As part of announcements made a Ignite 2024, Microsoft brings third-party passkey support to Windows 11.
Published: Nov 26, 2024
Key Takeaways:
Microsoft has long been part of the FIDO Alliance, a consortium of technology companies championing a passwordless future. The company is taking another step to making passkeys the future by introducing API support in Windows 11 for third-party passkey providers.
In a November 22 blog post, Microsoft said that it is releasing updates to WebAuthn APIs that add a plugin authentication model for passkeys. This will allow users to choose a third-party provider, like Bitwarden and 1Password, instead of the native Windows passkey provider. The decision to provide third-party passkey support in Windows 11 was first announced at the beginning of October, 2024.
Passkeys are essentially private-public key pairs that allow users to sign in to websites and applications without using a password or TOTP multifactor authenticator codes. Not everyone wants or trusts Microsoft to deal with creating and storing their passkeys.
The new third-party passkey support will give users more choice. Microsoft also says that plugins will be able to use Windows Hello as a verification mechanism to provide users with a seamless experience.

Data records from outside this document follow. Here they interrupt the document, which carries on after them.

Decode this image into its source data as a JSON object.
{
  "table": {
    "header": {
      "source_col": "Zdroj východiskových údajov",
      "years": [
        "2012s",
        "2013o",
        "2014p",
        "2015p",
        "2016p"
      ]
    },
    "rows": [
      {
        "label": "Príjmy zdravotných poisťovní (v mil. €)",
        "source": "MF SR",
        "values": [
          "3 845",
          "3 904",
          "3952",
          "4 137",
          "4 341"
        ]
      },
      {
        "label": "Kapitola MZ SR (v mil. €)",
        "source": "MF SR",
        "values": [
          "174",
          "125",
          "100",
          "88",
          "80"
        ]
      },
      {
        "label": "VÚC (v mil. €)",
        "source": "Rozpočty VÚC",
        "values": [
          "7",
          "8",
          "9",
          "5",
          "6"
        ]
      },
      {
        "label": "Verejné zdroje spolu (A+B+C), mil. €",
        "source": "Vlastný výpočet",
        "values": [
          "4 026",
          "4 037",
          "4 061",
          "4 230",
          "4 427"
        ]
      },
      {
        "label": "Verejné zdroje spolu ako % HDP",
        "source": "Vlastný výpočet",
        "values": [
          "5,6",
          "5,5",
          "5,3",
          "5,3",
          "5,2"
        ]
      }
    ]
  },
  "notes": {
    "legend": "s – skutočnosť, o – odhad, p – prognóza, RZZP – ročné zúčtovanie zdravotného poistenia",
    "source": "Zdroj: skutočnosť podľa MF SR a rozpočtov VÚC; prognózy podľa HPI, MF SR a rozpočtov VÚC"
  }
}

In its October blog post, Microsoft said:
“Microsoft is partnering closely with 1Password, Bitwarden and others on integrating this capability to provide users with seamless third-party passkey provider integration into Windows 11. You will be able to use the same passkey on Windows 11 that you’ve created on your mobile device, and together we can raise the bar on login security with passkeys.”
There will be the option to save new passkeys with Windows Hello and sync them so they can be accessed on other Windows devices. Microsoft also highlighted that passkeys are secured by end-to-end encryption and protected with the device’s TPM (Trusted Platform Module).

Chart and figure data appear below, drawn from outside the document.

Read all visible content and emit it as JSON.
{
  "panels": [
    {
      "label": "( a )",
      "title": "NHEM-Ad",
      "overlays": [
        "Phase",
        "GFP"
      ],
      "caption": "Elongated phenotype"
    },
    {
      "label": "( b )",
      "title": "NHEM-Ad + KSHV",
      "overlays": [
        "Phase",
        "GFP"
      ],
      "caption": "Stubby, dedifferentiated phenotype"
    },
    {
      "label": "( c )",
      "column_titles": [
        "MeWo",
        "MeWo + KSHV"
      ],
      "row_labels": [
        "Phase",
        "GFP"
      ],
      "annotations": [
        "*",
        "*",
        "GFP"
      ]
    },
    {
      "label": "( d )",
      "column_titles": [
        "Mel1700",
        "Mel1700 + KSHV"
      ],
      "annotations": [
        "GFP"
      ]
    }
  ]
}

Usernames and passwords are simple and everyone got the memo. But there’s still a lot of confusion about how passkeys work.

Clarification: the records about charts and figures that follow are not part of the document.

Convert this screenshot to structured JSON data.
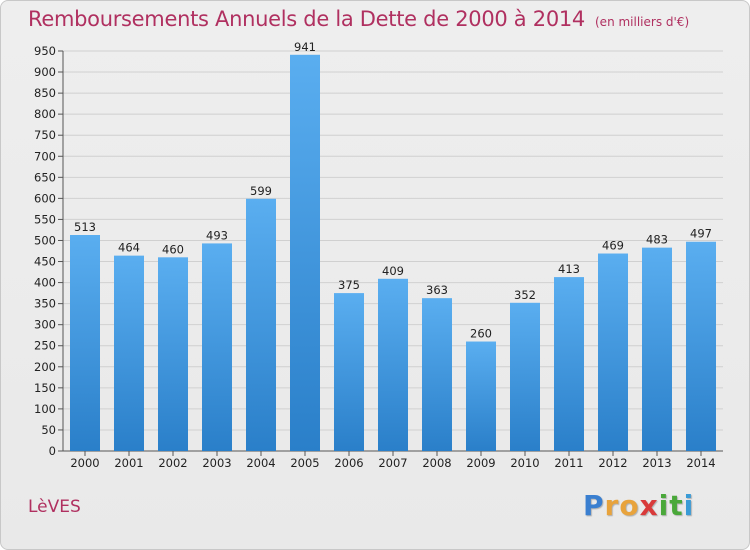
{
  "title": "Remboursements Annuels de la Dette de 2000 à 2014",
  "subtitle": "(en milliers d'€)",
  "place": "LèVES",
  "brand": {
    "letters": [
      "P",
      "r",
      "o",
      "x",
      "i",
      "t",
      "i"
    ],
    "colors": [
      "#3a7fd0",
      "#e8a33c",
      "#e8a33c",
      "#d93a3a",
      "#4aa83a",
      "#4aa83a",
      "#3a9bd6"
    ]
  },
  "colors": {
    "bar_top": "#5aaef0",
    "bar_bottom": "#2a7fc9",
    "title": "#b03060"
  },
  "chart_data": {
    "type": "bar",
    "categories": [
      "2000",
      "2001",
      "2002",
      "2003",
      "2004",
      "2005",
      "2006",
      "2007",
      "2008",
      "2009",
      "2010",
      "2011",
      "2012",
      "2013",
      "2014"
    ],
    "values": [
      513,
      464,
      460,
      493,
      599,
      941,
      375,
      409,
      363,
      260,
      352,
      413,
      469,
      483,
      497
    ],
    "ylim": [
      0,
      950
    ],
    "ytick_step": 50,
    "grid": true,
    "legend": "none"
  }
}
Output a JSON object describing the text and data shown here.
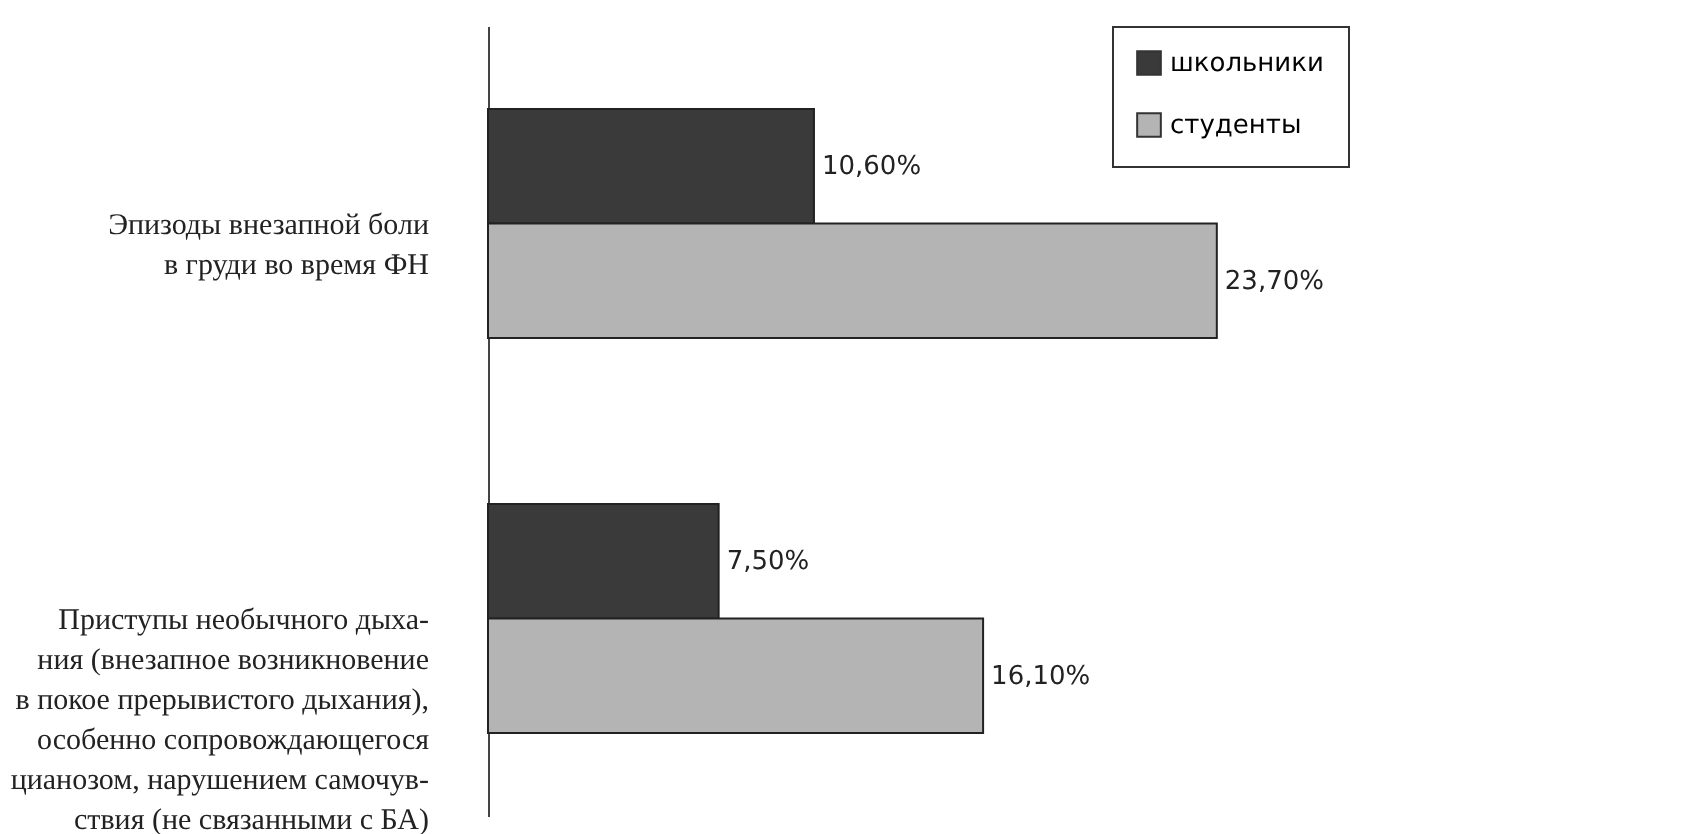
{
  "chart_data": {
    "type": "bar",
    "orientation": "horizontal",
    "categories": [
      "Эпизоды внезапной боли\nв груди во время ФН",
      "Приступы необычного дыха-\nния (внезапное возникновение\nв покое прерывистого дыхания),\nособенно сопровождающегося\nцианозом, нарушением самочув-\nствия (не связанными с БА)"
    ],
    "series": [
      {
        "name": "школьники",
        "color": "#3a3a3a",
        "values": [
          10.6,
          7.5
        ],
        "value_labels": [
          "10,60%",
          "7,50%"
        ]
      },
      {
        "name": "студенты",
        "color": "#b4b4b4",
        "values": [
          23.7,
          16.1
        ],
        "value_labels": [
          "23,70%",
          "16,10%"
        ]
      }
    ],
    "legend": "top right"
  }
}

The first advantage of passkeys over passwords is that they are already multifactor because you need the device that stores the passkey (something you have) and you need to unlock it with a biometric gesture or PIN (something you are or something you know).
Secondly, passkeys are more resistant to phishing. They can only be used for the domain where they are registered. And because you don’t need to type a password, they can’t be so easily stolen.
Despite all the advantages, why hasn’t passkey adoption been better? Until now, passkey support has been restricted at the operating system level on Windows to using the Windows passkey provider. That means you can’t use a passkey provided by Bitwarden, 1Password, or other third-party provider to log in to Windows or most desktop apps. However, you can use a third-party passkey provider to log in to websites using a browser extension.
But that is soon to change with a plugin model that allows message flows between Windows Hello and third-party passkey providers.
While it has long been possible to use a passkey stored on a mobile device to authenticate on another, it requires a proximity check (also called Cross-Device Authentication), use of a password manager, or cloud syncing service like iCloud Keychain.
Cross-Device Authentication works by scanning a QR code, which is presented by the website on a PC for example, using a mobile device’s camera. The mobile then sends a message over Bluetooth to check it is in proximity with the requesting device. An end-to-end encrypted connection is established over the Internet between the requesting site and the mobile device. The mobile then sends the passkey signature to the requesting site so it can be verified with the public key.
The FIDO Alliance, which includes Google, Microsoft, Apple, and many others, has proposed two new standards that will make it possible to securely move passkeys between different providers, which should improve passkey adoption rates.